Авиатор - Евгений Водолазкин
Шрифт:
Интервал:
Закладка:
Впереди идущие машины поднимали поземку и осыпали нас комьями грязи, отчего ветровое стекло то и дело туманилось. Не пропускало не только ветра, но и света. Хитроумный Гейгер брызгал на него водой и чистил дворниками. Научившись опускать окна, я нажал было на кнопку, но в машину ворвался такой смерч, что я тут же окно закрыл. Да, лучше так, кивнул Гейгер. Лучше так.
Мы припарковались у железнодорожной станции, которую я не узнал. Точнее, узнал вроде бы одно из станционных строений, которое теперь стало магазином. Вот ты сейчас какая, Сиверская… Когда мы вышли из машины, Гейгер попросил меня надеть марлевую маску. Я пожал плечами и надел. В конце концов, главный здесь он, а я привык подчиняться. Но даже сквозь марлю чувствовался ни на что не похожий сиверский воздух. По улице с убогими пятиэтажными домами мы двинулись в сторону плотины.
В Сиверской стало понятно, что зима кончается. Есть ведь особый запах весны, который появляется тогда, когда повсюду еще лежит снег. Не запах, скорее – какая-то мягкость воздуха.
– А где дача барона Фредерикса? – Из-за маски мой голос звучит глухо, как-то даже обвиняюще.
– Не сохранилась.
Снег уже рыхлый, не скрипит.
– Почему не сохранилась?
Неопределенный жест Гейгера, не предполагающий дальнейших “почему”. Мы спускаемся к плотине. Стоящие у воды развалины под завязку забиты мусором. Любуемся тем, как откуда-то из-под нас вырываются пенные потоки. Я ведь никогда не бывал здесь зимой, и от этого мне немного легче. То, что Сиверская не похожа сама на себя, при желании можно объяснить ее зимним состоянием. А летом всё еще может вернуться. Абсолютно всё, включая дачу Фредерикса.
Да, вот она, дорога: перейдя плотину, по этой дороге мы тогда поднимались. Красные утесы. И ведь отец был жив тогда, и бабушка. И мама. Я всё про маму думаю и не хочу у Гейгера спрашивать, как там она. Там. Понятно ведь, что давно умерла, а вот услышать это боюсь.

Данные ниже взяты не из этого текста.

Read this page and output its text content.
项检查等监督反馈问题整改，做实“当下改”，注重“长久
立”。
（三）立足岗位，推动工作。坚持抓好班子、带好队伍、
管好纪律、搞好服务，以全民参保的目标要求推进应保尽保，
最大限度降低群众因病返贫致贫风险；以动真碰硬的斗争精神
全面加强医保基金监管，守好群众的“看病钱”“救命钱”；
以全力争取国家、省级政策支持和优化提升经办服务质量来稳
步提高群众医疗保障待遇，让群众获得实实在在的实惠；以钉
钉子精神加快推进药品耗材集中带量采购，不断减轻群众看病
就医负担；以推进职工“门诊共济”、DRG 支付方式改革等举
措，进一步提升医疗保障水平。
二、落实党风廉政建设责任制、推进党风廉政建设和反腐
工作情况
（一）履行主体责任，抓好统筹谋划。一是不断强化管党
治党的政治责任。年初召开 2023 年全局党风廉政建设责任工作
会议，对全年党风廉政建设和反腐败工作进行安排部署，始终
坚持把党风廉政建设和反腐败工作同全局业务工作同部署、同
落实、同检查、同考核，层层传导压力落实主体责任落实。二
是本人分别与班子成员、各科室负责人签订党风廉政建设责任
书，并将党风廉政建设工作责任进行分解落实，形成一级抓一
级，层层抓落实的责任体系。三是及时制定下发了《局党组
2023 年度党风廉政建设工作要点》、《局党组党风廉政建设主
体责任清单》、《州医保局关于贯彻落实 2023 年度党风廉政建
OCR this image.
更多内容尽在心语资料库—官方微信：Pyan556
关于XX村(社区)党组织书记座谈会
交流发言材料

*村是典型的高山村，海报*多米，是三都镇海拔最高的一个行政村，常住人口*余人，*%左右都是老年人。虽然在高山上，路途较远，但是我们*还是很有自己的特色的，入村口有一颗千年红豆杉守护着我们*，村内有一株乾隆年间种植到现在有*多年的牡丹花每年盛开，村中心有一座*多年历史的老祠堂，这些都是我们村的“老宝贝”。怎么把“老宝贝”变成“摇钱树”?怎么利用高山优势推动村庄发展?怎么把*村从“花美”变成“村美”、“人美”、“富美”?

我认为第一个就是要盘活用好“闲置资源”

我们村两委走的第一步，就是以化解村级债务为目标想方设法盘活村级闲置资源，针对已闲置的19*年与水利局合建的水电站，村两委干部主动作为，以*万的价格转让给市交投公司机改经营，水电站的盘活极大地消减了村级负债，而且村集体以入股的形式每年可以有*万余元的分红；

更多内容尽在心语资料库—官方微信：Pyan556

Пошли по Церковной улице, хотя на табличках написано – Красная. Если иметь в виду девонскую глину, то вполне даже уместно. Вскоре я увидел наш дом. Он сменил цвет, крышу и стал приземистей, что ли, но узнавался безошибочно. Гейгер деликатно отстал. Взявшись за калитку, я внимательно рассматривал дом. Он. Я обернулся к Гейгеру, и тот кивнул. Даже свет в окне желтоватый, как прежде.
Из дома вышел пожилой человек и направился к калитке. Увидев меня, сбавил шаг. Остановился.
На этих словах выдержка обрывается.